The music of Christmas breaks my heart. Every song is a person or a place. It’s a smell or a flavor or a conversation I wish I could have again.

My brother and I always received really cool gifts from my grandmother and grandfather. One year we got shares of stock: Mattel for me and Tonka for my brother. Throughout the years we would get dividend checks and I used to get so upset that my brother’s was larger than mine. Tonka trucks were beating out Barbie, but how? Barbie was gorgeous and trucks were just stupid yellow squares with four wheels. You couldn’t even dress them up AND they were always dirty! There are just so many memories born from magical Christmas moments.

Christmas was my mother and my mother was Christmas. Without her, there would have been no Christmas and now that she is gone, it seems that way; like there is no Christmas.

In the dark on Christmas Eve I would always stare at the sky and pray so hard to see Santa. One year, coming home from my great grandma’s house on Christmas Eve, I wanted it so badly that I swear I did see him; the reindeer in front and Santa being pulled along behind in his sleigh. I was so certain I’d seen this, that only a few years later when my parents told me that Santa wasn’t real, I didn’t believe them.
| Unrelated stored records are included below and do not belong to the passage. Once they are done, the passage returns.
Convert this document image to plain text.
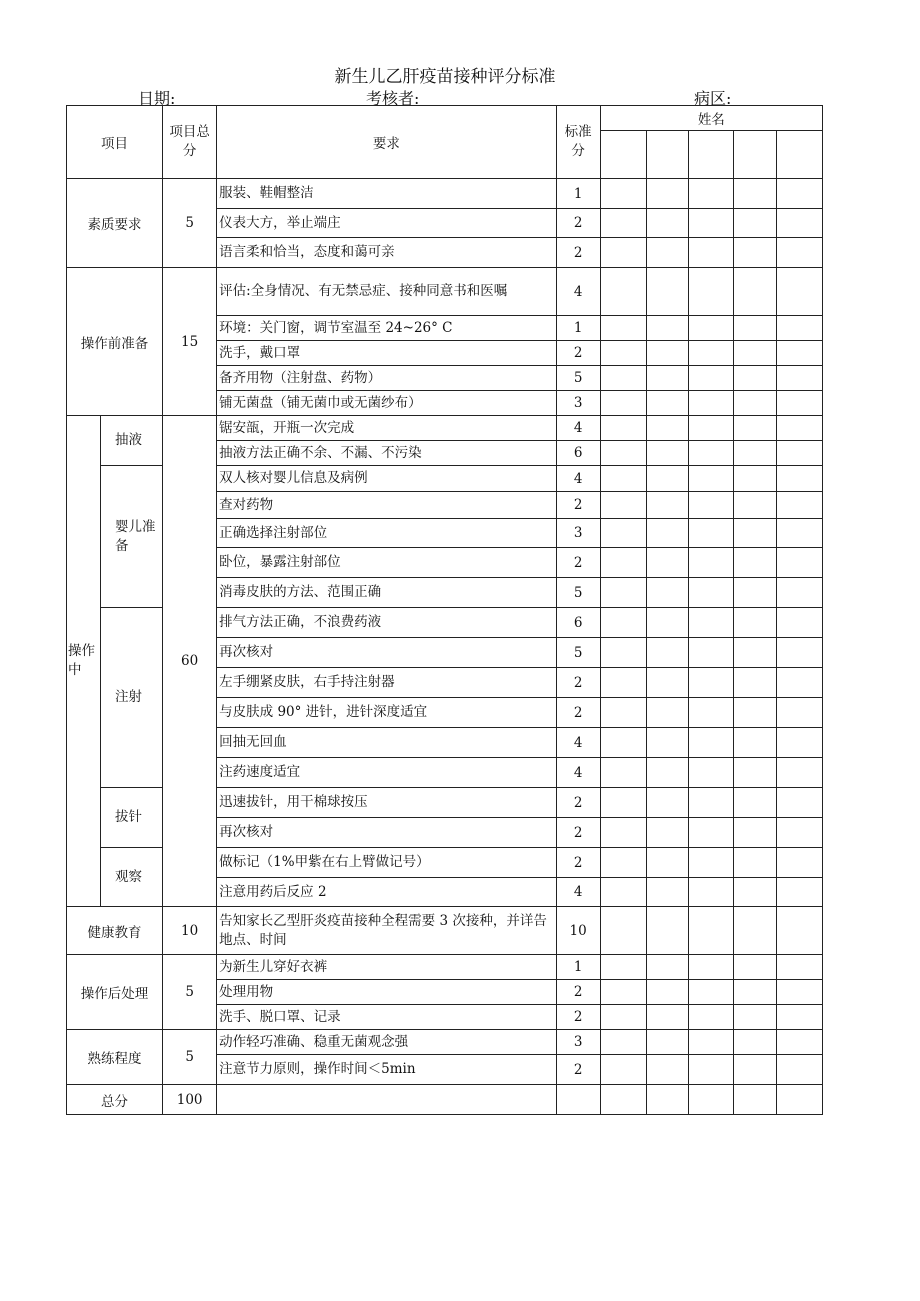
新生儿乙肝疫苗接种评分标准
日期:	考核者:	病区:
项目		项目总分	要求	标准分	姓名				

素质要求		5	服装、鞋帽整洁	1					
			仪表大方，举止端庄	2					
			语言柔和恰当，态度和蔼可亲	2					
操作前准备		15	评估:全身情况、有无禁忌症、接种同意书和医嘱	4					
			环境：关门窗，调节室温至 24~26° C	1					
			洗手，戴口罩	2					
			备齐用物（注射盘、药物）	5					
			铺无菌盘（铺无菌巾或无菌纱布）	3					
操作中	抽液	60	锯安瓿，开瓶一次完成	4					
			抽液方法正确不余、不漏、不污染	6					
	婴儿准备		双人核对婴儿信息及病例	4					
			查对药物	2					
			正确选择注射部位	3					
			卧位，暴露注射部位	2					
			消毒皮肤的方法、范围正确	5					
	注射		排气方法正确，不浪费药液	6					
			再次核对	5					
			左手绷紧皮肤，右手持注射器	2					
			与皮肤成 90° 进针，进针深度适宜	2					
			回抽无回血	4					
			注药速度适宜	4					
	拔针		迅速拔针，用干棉球按压	2					
			再次核对	2					
	观察		做标记（1%甲紫在右上臂做记号）	2					
			注意用药后反应 2	4					
健康教育		10	告知家长乙型肝炎疫苗接种全程需要 3 次接种，并详告地点、时间	10					
操作后处理		5	为新生儿穿好衣裤	1					
			处理用物	2					
			洗手、脱口罩、记录	2					
熟练程度		5	动作轻巧准确、稳重无菌观念强	3					
			注意节力原则，操作时间＜5min	2					
总分		100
I still don’t.

It is as if we sleep all year and then on Christmas we wake up and see light and love and joy and peace for the first time, as though these things have not been there all along, waiting.

Merry Christmas. Maybe this is something you can say and you can receive even if you don’t believe in a God or in Jesus or in any of the stories from this time. You can say it because it means something other than that, something that we all deserve. It means:

I see you. I care about you. I wish you peace.